Escape From Alcatraz is presented in its original aspect ratio of 1.85:1. The ultra-high-definition image presentation is arrived at with an HEVC codec at an average of 70 mbps. The film was shot on 35mm, so is native 4K. This is a truly atmospheric film, and a lot happens in the shadows. From Frank’s arrival to the escape tasks that occur late at night in the bowels of the prison, it’s important that black levels are up to the task. The HDR allows that superior contrast with deep blacks that also give us wonderful shadow definition with source lighting true to the film’s intent. Don’t be confused by a couple of rather black scenes that feature little or no detail. You’re not missing elements of the action; it’s part of the way it was shot with almost no lighting, and it’s absolutely the intent of the film. The film’s grain remains, and I was happy that there is little evidence of DNR abuse. Colors reflect the accuracy of the 1979 film stock. Details come out. The wood shop incident is particularly more detailed with a clarity I don’t recall from earlier releases. The textures of the prison uniforms come through, as do close-ups and facial features.
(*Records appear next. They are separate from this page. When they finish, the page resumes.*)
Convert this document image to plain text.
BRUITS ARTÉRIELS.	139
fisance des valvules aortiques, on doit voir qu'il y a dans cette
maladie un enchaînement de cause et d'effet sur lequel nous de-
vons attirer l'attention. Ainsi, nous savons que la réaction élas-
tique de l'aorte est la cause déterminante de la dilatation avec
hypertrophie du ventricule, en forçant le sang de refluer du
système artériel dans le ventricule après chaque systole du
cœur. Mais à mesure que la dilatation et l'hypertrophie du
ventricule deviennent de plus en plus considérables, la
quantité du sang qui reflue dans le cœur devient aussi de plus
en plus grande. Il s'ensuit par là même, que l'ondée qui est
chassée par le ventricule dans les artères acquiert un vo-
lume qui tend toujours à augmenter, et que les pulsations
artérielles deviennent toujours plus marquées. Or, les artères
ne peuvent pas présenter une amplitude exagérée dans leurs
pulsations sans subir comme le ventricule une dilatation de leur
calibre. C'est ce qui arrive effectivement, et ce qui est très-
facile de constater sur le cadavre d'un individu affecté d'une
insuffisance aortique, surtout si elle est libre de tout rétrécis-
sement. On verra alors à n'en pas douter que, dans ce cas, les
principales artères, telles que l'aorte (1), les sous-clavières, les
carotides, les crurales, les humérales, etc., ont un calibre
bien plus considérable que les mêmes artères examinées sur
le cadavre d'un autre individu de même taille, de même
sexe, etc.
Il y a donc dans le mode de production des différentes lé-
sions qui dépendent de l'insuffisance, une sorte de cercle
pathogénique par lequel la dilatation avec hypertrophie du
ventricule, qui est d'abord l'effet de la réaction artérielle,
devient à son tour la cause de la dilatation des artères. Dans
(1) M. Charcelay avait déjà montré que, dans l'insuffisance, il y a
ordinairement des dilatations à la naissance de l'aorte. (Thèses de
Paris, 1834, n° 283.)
The DTS-HD 5.1 audio presentation has not been upgraded, and just like I mentioned in To Kill A Mockingbird, there really is no reason to create a more aggressive or expanded presentation. There is something claustrophobic here that is a huge part of the atmosphere. The dialog is served well, and that’s all I really want from this transfer.
The extras are found one on the Blu-ray disc and consist of an audio commentary and two interviews:
Larry Hankin: (14:16)
Richard Tuggle: (12:20)
This is one of those films that appears custom-made for Clint Eastwood. It’s been a favorite of mine, but it’s been often overlooked compared to his more iconic roles and other more recent prison films. But it changed that sub-genre significantly, and those influences remain today. There is little doubt in my mind that this film was a huge influence on Steven King, and there’s no question he “borrowed” more than a few elements from this work. Maybe I shouldn’t say that. “There’s always the possibility that some asshole will be offended. Isn’t there?”